Embiid had a bigger responsibility as a perimeter stopper with Harris and Green limited with fouls. And he got matched up on JB plenty of times.

Here you can see Embiid overcommit on his help taking away the roll action from P.J. Tucker. The chances that a hobbled Kyle Lowry and Tucker were gonna create a big advantage here wasn’t worth leaving Bam and Jimmy:

The result was that Harris gets stuck with both Heat stars and takes his third foul. The next Harris personal, (a questionable call where Victor Oladipo appeared to hook his arm in order to sell contact) sent him to the bench for more than seven minutes to close the third.

Harris has been way too valuable for this Sixers squad. They can’t afford for him to ride too much pine in the games to come. Same goes for Green, especially when he’s shooting the lights out.

“The humble side of me says we gotta be better defensively when we got to Miami,” Doc said. “You’re not gonna speed Jimmy up. We know that. You’re not gonna speed James [Harden] up and they know that.”

Butler was a machine in that third period, scoring 17 points on just 7 attempts. The Sixers gave a relatively reluctant shooter the Steph Curry treatment, worrying about his midrange game. So instead, Butler pump faked them into oblivion. If you close out too hard, he’s gone. If you leave your feet, he’s angling for and-ones. There’s a pump fake from the triple threat. And there’s another pump fake after his dribble move, leaving you at least three chances to commit a foul. He’s like a basketball version of Pete Sampras, just methodically, non-spectacularly, giving you chances to make that key mistake. Then it’s Jimmy Buckets.

And of all people, it was Embiid who needed at times to be reminded to get back to his fundamentals. Joel has studied these Hakeem Olajuwon dream shake moves himself. And he let his former teammate put a few highlight reels right over him; as Doc says, even going left occasionally.

Miami does a good job creating space for Butler to work, leaving him on islands. The Sixers probably don’t want to over help when Embiid is checking him. But what about when it’s Green, or Harris, or Tyrese Maxey? These are key decisions that occur spur of the moment, and depend if a shooter like Herro is weak or strong side.

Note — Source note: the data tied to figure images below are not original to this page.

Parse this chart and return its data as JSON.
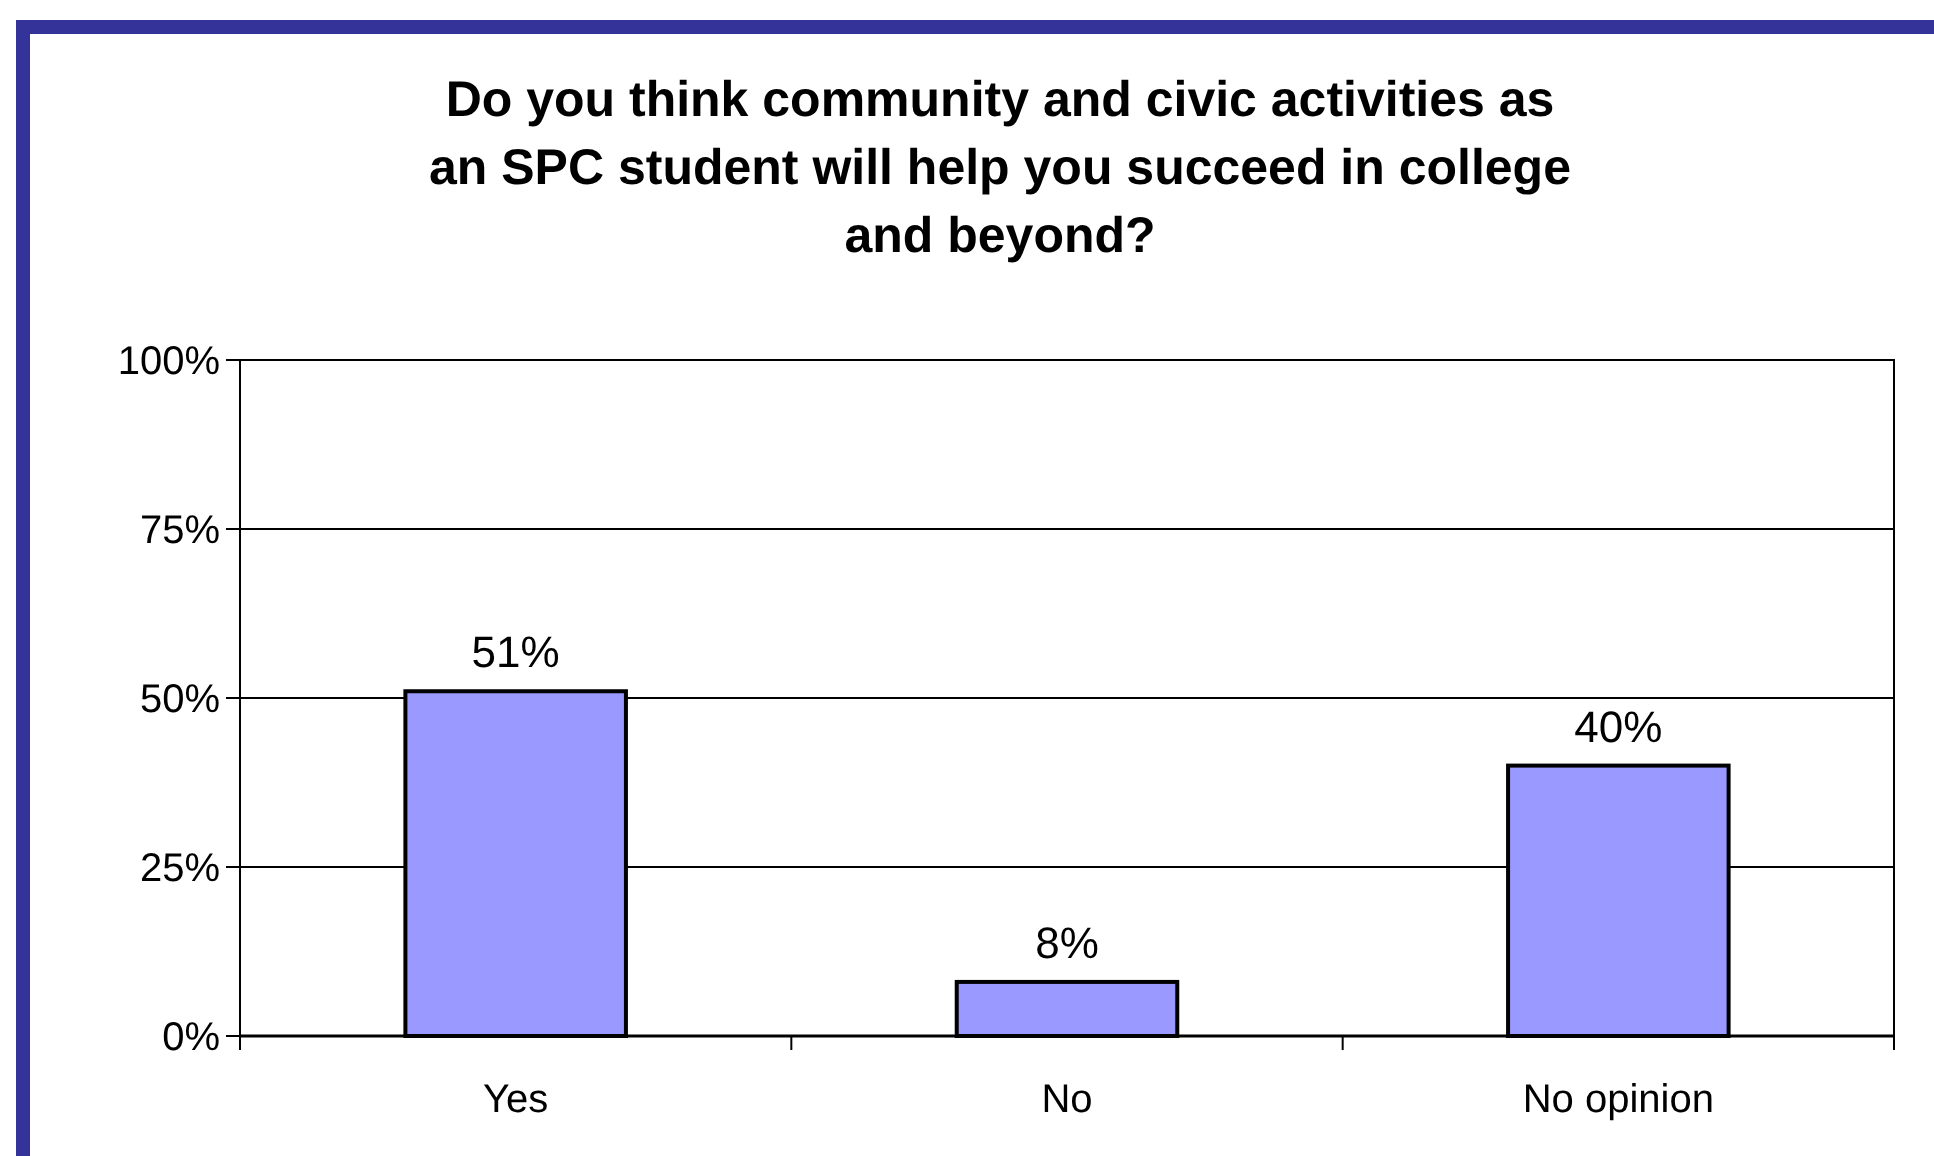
{
  "chart_data": {
    "type": "bar",
    "title": "Do you think community  and civic activities as\nan SPC student will help you succeed in college\nand beyond?",
    "categories": [
      "Yes",
      "No",
      "No opinion"
    ],
    "values": [
      51,
      8,
      40
    ],
    "value_labels": [
      "51%",
      "8%",
      "40%"
    ],
    "color": "#9999ff",
    "ylim": [
      0,
      100
    ],
    "yticks": [
      {
        "value": 0,
        "label": "0%"
      },
      {
        "value": 25,
        "label": "25%"
      },
      {
        "value": 50,
        "label": "50%"
      },
      {
        "value": 75,
        "label": "75%"
      },
      {
        "value": 100,
        "label": "100%"
      }
    ],
    "grid": "y"
  }
}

In many of these instances, the Sixers would have been better off with softer close outs, tempting JB into pull ups. Instead, they bite (just enough) on the fakes, often leaving their feet, and give him better shots and continuations:

Of course, you can’t talk about the Sixers’ defense without flagging a few baffling transition blunders. Nobody stopping the ball on a Kyle Lowry layup, Harden forcing a pass on a key two-on-one, but nobody else coming to help him, and the occasional botched switch:

Finally, you can see a few more of the cheap fouls. These aren’t all Butler. But the Sixers are going to need to keep those hands up, because Miami is looking to rip through, hook, and break check them, and at least in Game 4, the refs were buying much of what the Heat were selling:

Ultimately, Embiid was insane defensively. He anchored his team and was good enough to tie this series up, a series that looks like a whole new ballgame with him out there. But the biggest test may be in front of them.

They held Miami to 108 points, scoring 116. But there was room for improvement, especially considering the Heat’s others will probably shoot better next battle.

Here’s a few of the possessions that probably did not make Dan Burke jump off that cliff:

On those looks, the Sixers close out or contest, but not too much. You want him to decide to shoot, and then contest as best you can without hacking.

When the Sixers played the Heat in round one of the playoffs back in 2018 (Joel was in a mask) and the Sixers were all instructed not to bite on the D-Wade pump fakes. They may need to bust out some of those notes if they want to come away with a W Tuesday night.